Lota tressaillit et s'excusa sous le regard glacé et tranchant.
Mais l'envie mesquine de riposter à la remarque précédente de Varia persistait en elle.
« J-justement, les mots... la Duchesse a dit... »
Lota peinait à corriger son ton, après avoir été tancée.
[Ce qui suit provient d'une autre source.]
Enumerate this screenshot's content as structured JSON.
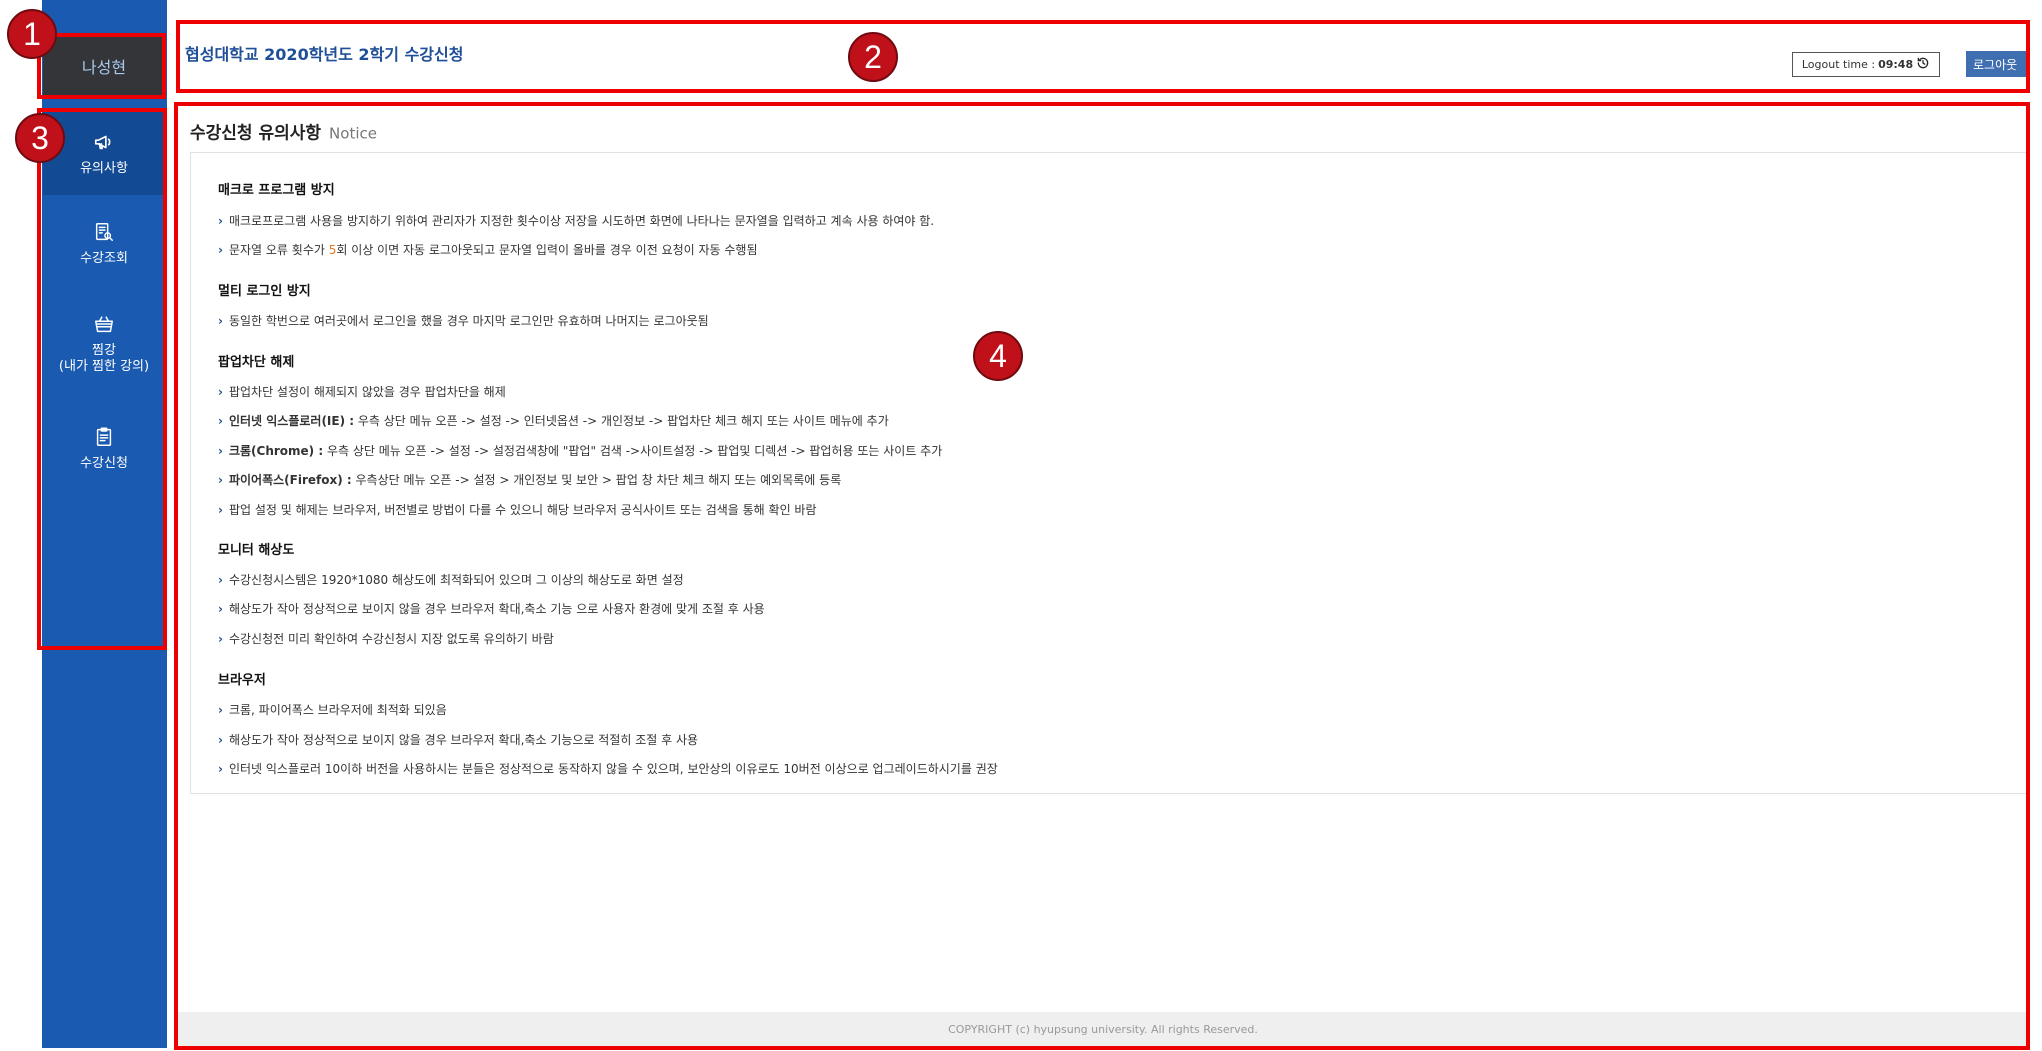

Son élocution était hachée et sèche, comme si sa bouche était pleine de sable.
... Elle est vraiment incroyable.
Leonia, qui observait depuis le côté, claqua de la langue.
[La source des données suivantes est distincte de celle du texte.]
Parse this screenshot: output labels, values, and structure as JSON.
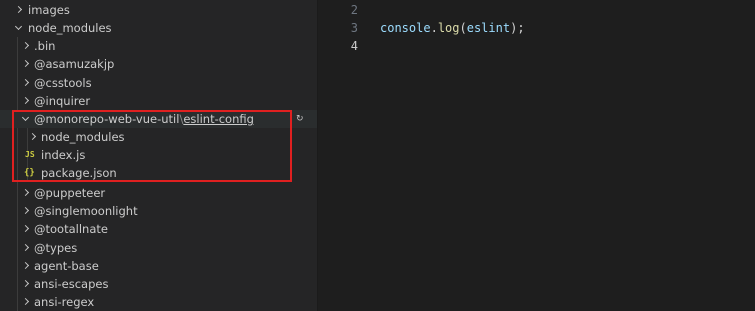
{
  "explorer": {
    "items": [
      {
        "label": "images"
      },
      {
        "label": "node_modules"
      },
      {
        "label": ".bin"
      },
      {
        "label": "@asamuzakjp"
      },
      {
        "label": "@csstools"
      },
      {
        "label": "@inquirer"
      },
      {
        "label_main": "@monorepo-web-vue-util",
        "label_sep": "\\",
        "label_sub": "eslint-config"
      },
      {
        "label": "node_modules"
      },
      {
        "icon_text": "JS",
        "label": "index.js"
      },
      {
        "icon_text": "{}",
        "label": "package.json"
      },
      {
        "label": "@puppeteer"
      },
      {
        "label": "@singlemoonlight"
      },
      {
        "label": "@tootallnate"
      },
      {
        "label": "@types"
      },
      {
        "label": "agent-base"
      },
      {
        "label": "ansi-escapes"
      },
      {
        "label": "ansi-regex"
      }
    ]
  },
  "editor": {
    "lines": [
      {
        "number": "2",
        "text": ""
      },
      {
        "number": "3",
        "obj": "console",
        "dot": ".",
        "fn": "log",
        "open": "(",
        "arg": "eslint",
        "close": ");"
      },
      {
        "number": "4",
        "text": ""
      }
    ]
  },
  "colors": {
    "highlight_box": "#e02020",
    "sidebar_bg": "#252526",
    "editor_bg": "#1e1e1e"
  }
}
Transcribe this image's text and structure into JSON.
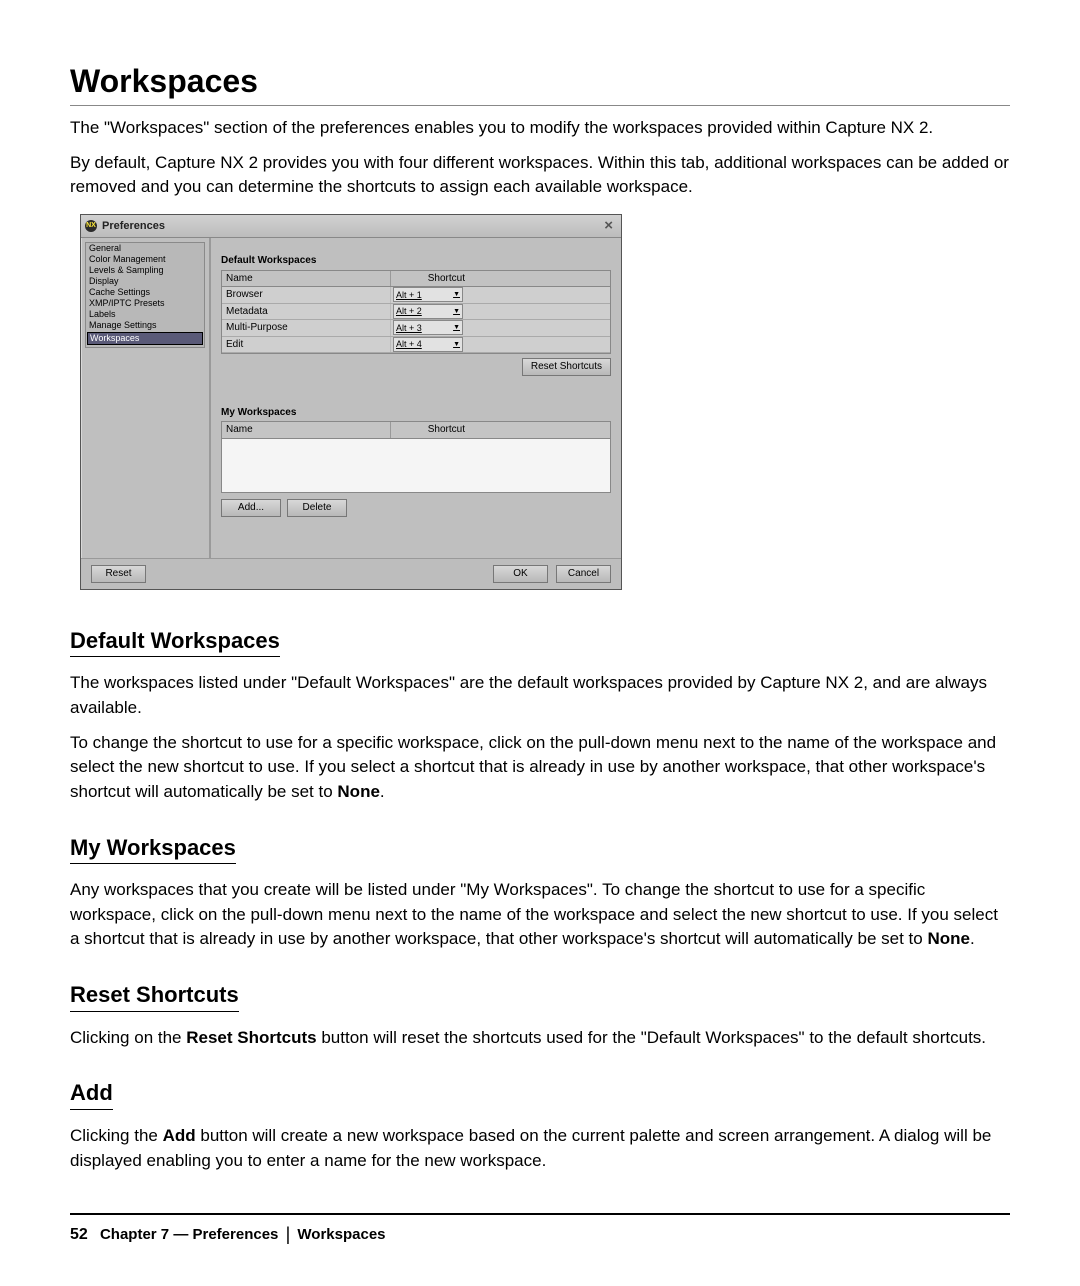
{
  "heading": "Workspaces",
  "intro1": "The \"Workspaces\" section of the preferences enables you to modify the workspaces provided within Capture NX 2.",
  "intro2": "By default, Capture NX 2 provides you with four different workspaces. Within this tab, additional workspaces can be added or removed and you can determine the shortcuts to assign each available workspace.",
  "dialog": {
    "title": "Preferences",
    "app_icon_text": "NX",
    "close_glyph": "×",
    "sidebar": {
      "items": [
        {
          "label": "General"
        },
        {
          "label": "Color Management"
        },
        {
          "label": "Levels & Sampling"
        },
        {
          "label": "Display"
        },
        {
          "label": "Cache Settings"
        },
        {
          "label": "XMP/IPTC Presets"
        },
        {
          "label": "Labels"
        },
        {
          "label": "Manage Settings"
        },
        {
          "label": "Workspaces"
        }
      ],
      "selected_index": 8
    },
    "default_ws": {
      "label": "Default Workspaces",
      "col_name": "Name",
      "col_short": "Shortcut",
      "rows": [
        {
          "name": "Browser",
          "shortcut": "Alt + 1"
        },
        {
          "name": "Metadata",
          "shortcut": "Alt + 2"
        },
        {
          "name": "Multi-Purpose",
          "shortcut": "Alt + 3"
        },
        {
          "name": "Edit",
          "shortcut": "Alt + 4"
        }
      ],
      "reset_label": "Reset Shortcuts"
    },
    "my_ws": {
      "label": "My Workspaces",
      "col_name": "Name",
      "col_short": "Shortcut",
      "add_label": "Add...",
      "delete_label": "Delete"
    },
    "footer": {
      "reset": "Reset",
      "ok": "OK",
      "cancel": "Cancel"
    }
  },
  "sec_default": {
    "title": "Default Workspaces",
    "p1": "The workspaces listed under \"Default Workspaces\" are the default workspaces provided by Capture NX 2, and are always available.",
    "p2_a": "To change the shortcut to use for a specific workspace, click on the pull-down menu next to the name of the workspace and select the new shortcut to use. If you select a shortcut that is already in use by another workspace, that other workspace's shortcut will automatically be set to ",
    "p2_bold": "None",
    "p2_b": "."
  },
  "sec_my": {
    "title": "My Workspaces",
    "p_a": "Any workspaces that you create will be listed under \"My Workspaces\". To change the shortcut to use for a specific workspace, click on the pull-down menu next to the name of the workspace and select the new shortcut to use. If you select a shortcut that is already in use by another workspace, that other workspace's shortcut will automatically be set to ",
    "p_bold": "None",
    "p_b": "."
  },
  "sec_reset": {
    "title": "Reset Shortcuts",
    "p_a": "Clicking on the ",
    "p_bold": "Reset Shortcuts",
    "p_b": " button will reset the shortcuts used for the \"Default Workspaces\" to the default shortcuts."
  },
  "sec_add": {
    "title": "Add",
    "p_a": "Clicking the ",
    "p_bold": "Add",
    "p_b": " button will create a new workspace based on the current palette and screen arrangement. A dialog will be displayed enabling you to enter a name for the new workspace."
  },
  "footer_line": {
    "page": "52",
    "chapter": "Chapter 7 — Preferences",
    "section": "Workspaces"
  }
}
D'ordinaire, quelqu'un aurait au moins un peu reculé après avoir été humilié si ouvertement.
Mais pas Lota. Au contraire, elle tenta d'utiliser le fait qu'on l'avait grondée pour attirer la sympathie.
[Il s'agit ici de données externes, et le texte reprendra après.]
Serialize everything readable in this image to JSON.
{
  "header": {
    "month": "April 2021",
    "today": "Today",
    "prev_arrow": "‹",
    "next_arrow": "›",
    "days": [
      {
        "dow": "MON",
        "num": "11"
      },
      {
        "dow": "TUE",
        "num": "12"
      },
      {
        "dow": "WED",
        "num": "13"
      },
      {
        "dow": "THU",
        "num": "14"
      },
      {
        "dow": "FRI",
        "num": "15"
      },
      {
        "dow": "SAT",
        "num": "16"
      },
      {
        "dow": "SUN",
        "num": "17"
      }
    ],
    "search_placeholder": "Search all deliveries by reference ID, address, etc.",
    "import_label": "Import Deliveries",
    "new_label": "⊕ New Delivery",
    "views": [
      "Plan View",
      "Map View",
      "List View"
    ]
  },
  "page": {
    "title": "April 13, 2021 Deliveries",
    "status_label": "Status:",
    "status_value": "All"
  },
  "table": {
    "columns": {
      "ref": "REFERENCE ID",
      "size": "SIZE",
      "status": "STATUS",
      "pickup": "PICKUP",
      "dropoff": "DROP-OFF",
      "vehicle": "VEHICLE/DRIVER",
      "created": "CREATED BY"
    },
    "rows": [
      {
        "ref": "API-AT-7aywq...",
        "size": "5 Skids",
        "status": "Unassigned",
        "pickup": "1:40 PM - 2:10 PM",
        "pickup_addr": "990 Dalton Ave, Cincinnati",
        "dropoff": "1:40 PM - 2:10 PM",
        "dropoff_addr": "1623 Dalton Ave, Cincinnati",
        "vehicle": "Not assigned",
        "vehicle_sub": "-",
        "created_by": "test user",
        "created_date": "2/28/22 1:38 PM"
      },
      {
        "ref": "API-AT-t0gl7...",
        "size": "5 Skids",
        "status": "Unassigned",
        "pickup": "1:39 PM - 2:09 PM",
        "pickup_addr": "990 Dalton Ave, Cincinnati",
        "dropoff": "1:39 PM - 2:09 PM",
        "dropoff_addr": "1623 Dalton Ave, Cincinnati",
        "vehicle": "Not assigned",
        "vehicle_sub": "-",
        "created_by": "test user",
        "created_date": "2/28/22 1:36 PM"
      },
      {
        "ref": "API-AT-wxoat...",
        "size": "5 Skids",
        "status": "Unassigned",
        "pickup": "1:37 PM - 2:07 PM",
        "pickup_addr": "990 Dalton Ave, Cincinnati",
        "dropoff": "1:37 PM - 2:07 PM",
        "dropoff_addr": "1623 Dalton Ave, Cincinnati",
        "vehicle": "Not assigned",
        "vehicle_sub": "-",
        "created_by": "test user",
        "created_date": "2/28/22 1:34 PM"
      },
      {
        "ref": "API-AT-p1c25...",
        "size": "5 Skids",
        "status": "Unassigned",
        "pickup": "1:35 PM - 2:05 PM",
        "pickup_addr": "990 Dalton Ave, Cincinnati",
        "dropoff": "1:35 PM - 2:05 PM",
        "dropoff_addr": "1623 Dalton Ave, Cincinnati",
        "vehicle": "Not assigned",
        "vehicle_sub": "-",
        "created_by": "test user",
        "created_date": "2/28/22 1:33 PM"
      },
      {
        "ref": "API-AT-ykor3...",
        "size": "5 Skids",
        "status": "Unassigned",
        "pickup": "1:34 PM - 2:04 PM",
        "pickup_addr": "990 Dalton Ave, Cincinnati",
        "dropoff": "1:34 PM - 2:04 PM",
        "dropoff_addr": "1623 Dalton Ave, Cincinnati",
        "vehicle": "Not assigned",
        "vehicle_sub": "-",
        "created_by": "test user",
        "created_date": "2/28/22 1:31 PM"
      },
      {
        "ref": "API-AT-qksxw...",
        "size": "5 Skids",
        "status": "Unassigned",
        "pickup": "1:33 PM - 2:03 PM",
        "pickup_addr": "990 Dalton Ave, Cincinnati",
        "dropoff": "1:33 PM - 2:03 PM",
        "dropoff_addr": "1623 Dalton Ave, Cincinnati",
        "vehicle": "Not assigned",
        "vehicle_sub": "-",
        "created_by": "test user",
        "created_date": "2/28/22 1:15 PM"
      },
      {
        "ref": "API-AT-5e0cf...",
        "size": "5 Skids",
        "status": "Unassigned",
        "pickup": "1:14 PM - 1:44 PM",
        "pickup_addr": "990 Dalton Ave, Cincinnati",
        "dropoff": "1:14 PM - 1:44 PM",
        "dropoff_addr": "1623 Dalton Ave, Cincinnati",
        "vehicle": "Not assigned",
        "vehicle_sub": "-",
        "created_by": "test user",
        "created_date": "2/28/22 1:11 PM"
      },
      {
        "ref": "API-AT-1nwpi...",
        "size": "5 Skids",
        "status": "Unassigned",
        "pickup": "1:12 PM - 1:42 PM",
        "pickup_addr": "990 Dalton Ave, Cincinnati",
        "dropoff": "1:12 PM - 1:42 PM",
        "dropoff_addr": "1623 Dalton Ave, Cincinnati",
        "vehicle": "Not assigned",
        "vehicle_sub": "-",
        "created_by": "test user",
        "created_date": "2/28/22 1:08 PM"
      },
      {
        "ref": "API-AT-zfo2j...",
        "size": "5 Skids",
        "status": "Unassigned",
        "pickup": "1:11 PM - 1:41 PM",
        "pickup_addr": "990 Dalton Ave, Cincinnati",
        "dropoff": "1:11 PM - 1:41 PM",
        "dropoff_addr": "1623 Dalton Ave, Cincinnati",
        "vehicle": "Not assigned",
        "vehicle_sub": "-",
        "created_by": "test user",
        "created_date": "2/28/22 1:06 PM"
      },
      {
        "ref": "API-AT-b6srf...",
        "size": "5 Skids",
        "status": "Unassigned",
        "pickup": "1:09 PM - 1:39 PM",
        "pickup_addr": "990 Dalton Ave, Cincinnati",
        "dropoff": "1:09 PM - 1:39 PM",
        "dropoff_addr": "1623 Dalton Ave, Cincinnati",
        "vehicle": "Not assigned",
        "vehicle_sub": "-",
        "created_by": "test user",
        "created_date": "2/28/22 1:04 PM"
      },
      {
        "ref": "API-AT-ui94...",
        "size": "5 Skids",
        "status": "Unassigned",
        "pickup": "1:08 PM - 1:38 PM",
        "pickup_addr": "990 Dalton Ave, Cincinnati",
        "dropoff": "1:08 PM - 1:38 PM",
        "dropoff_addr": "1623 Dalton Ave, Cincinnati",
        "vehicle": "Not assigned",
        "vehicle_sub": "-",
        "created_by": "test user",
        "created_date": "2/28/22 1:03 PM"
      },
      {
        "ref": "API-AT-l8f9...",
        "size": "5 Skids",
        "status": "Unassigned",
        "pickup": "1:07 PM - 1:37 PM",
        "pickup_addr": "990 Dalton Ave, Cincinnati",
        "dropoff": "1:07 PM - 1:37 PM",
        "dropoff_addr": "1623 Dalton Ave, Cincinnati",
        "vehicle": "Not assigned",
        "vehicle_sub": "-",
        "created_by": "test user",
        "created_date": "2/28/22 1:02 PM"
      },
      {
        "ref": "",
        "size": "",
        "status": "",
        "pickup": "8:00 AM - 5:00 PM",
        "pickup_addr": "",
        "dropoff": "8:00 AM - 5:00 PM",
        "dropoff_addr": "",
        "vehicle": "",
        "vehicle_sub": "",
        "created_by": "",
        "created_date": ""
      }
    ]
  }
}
Thoroughment tancée, Lota ne daigna même pas cacher sa peine.
« C'est juste... il semble que la Duchesse ne se soucie guère de sa famille d'origine ni de la famille dans laquelle sa sœur s'est mariée... »
À cela, Varia répondit par un doux sourire.
« Tout le monde le sait ? »
« Les paysans laissent leurs champs en jachère après la récolte. »
Ils y épandent de l'engrais pour nourrir la terre et la laissent se reposer tout l'hiver.
« Parfois, ils doivent même enfouir les cultures qu'ils ont élevées avec tant de soin, le cœur lourd. »
Varia posa une main sur sa poitrine et soupira avec inquiétude.
« C'est exactement ce que je ressens en ce moment. »
« D'ordinaire, cela n'arrive que quand il y a un problème avec les cultures, pas avec le sol. »
Lota retint brusquement son souffle.
Et elle n'était pas la seule.
Les nobles du Sud assises près d'elle, ainsi que les dames de la faction impérialiste, ne purent plus cacher leurs réactions. Certaines paraissaient même terrifiées.
Pendant ce temps, les dames de la faction aristocrate regardaient Varia avec des expressions profondément émues.
Une noble dame âgée de la région occidentale hocha la tête à plusieurs reprises, admirative.
Varia se tourna vers Leonia avec un doux sourire.
« Ce sera de la bonne terre, j'en suis sûre. »
Parce que tu seras partie.
Grâce à chaque parole de sa mère élégante, le sourire ne quitta pas le visage de Leonia.
« Nous l'avons sous-estimée. »
Et nous en avons payé le prix fort.
Une fois la réception terminée, les dames restées au domaine Kapher secouèrent la tête face à la férocité de la mère et de la fille Voreoti.
Celles qui étaient restées appartenaient toutes à la faction impérialiste.
« C'est pour cela qu'il ne faut jamais juger quelqu'un sur les apparences. »
« Le Duc de Voreoti adopterait vraiment n'importe qui ? »
« Les gens finissent vraiment par s'assembler entre gens de même acabit, n'est-ce pas ? »
« On l'appelait "la Bête" quand elle travaillait au Département des Finances. »
Elles apprirent à ne pas prendre la Duchesse de Voreoti à la légère.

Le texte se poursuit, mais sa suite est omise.